Armenia’s Investigative Committee said on Tuesday that the number of state officials and other individuals prosecuted by it on corruption charges more than doubled last year.
In a detailed statement, the law-enforcement agency, which conducts the vast majority of criminal investigations in the country, revealed that it opened 1,077 corruption-related cases in 2018, up from 403 such cases in 2017. It said presumed embezzlement or misuse of public funds accounted for the largest share of those inquiries, followed by almost 130 alleged instances of bribery.
The Investigative Committee said 382 individuals working in the central or local government bodies, the security apparatus and other public institutions were charged with various corrupt practices as a result. It reported a total of 77 corruption-related arrests of these and other people, compared with 23 arrests made in 2017.
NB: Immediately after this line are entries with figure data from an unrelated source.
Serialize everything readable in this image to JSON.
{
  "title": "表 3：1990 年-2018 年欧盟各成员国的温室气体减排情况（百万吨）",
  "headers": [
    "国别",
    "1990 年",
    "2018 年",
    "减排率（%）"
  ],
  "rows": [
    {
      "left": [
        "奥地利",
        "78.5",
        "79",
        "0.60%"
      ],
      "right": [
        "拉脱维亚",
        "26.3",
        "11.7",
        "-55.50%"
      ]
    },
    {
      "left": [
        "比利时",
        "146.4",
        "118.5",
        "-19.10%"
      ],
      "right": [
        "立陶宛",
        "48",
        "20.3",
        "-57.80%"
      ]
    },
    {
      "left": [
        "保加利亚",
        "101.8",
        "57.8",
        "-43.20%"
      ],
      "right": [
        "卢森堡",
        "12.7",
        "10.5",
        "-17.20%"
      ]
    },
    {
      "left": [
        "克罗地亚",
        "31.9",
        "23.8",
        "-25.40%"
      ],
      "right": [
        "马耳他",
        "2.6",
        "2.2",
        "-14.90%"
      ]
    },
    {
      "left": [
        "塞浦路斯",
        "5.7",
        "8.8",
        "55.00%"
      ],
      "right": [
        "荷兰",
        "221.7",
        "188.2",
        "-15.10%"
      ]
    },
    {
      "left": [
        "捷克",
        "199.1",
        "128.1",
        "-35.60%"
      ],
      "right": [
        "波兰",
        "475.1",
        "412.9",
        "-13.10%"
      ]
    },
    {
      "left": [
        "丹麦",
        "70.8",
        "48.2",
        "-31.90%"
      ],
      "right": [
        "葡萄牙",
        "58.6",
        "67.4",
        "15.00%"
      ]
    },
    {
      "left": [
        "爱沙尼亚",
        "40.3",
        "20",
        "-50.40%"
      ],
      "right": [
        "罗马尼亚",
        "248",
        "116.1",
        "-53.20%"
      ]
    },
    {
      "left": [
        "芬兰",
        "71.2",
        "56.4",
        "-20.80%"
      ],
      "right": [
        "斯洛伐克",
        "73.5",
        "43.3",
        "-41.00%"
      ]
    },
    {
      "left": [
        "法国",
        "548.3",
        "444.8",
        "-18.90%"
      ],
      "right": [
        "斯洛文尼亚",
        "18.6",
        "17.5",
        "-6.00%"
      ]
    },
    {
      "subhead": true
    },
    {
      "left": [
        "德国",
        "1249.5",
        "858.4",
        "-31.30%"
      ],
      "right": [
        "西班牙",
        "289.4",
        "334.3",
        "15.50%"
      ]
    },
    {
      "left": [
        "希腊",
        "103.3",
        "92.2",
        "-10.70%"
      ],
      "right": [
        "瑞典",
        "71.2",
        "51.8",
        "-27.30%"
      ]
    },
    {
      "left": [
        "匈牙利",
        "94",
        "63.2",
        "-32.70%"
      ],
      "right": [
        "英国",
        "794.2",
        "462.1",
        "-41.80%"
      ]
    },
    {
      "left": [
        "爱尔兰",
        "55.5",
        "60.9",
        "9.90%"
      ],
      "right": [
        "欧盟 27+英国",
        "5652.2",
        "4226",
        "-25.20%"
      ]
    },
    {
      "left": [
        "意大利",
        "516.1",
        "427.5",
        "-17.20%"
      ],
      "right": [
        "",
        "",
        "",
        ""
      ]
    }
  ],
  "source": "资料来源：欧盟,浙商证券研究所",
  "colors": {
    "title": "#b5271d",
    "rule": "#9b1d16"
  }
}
The committee did not specify whether the bulk of these actions were taken after last spring’s mass protests which toppled Armenia’s former government accused by its political opponents of not only tolerating but also sponsoring corruption.
Public discontent with widespread graft is thought to be one of the reasons for the “velvet revolution.” Nikol Pashinian, the revolution leader elected prime minister in May, claims to have already eliminated “systemic corruption” in Armenia.
The most high-profile corruption probes launched after the revolution have targeted relatives and cronies of Serzh Sarkisian, the country’s deposed former leader. In particular, one of his two brothers, Levon, was charged with “illegal enrichment” after tax inspectors discovered in June 2018 that he and his two children hold almost $7 million in undeclared deposits at an Armenian bank. Levon Sarkisian, who is known to have worked only in the public sector, apparently left Armenia shortly before being indicted.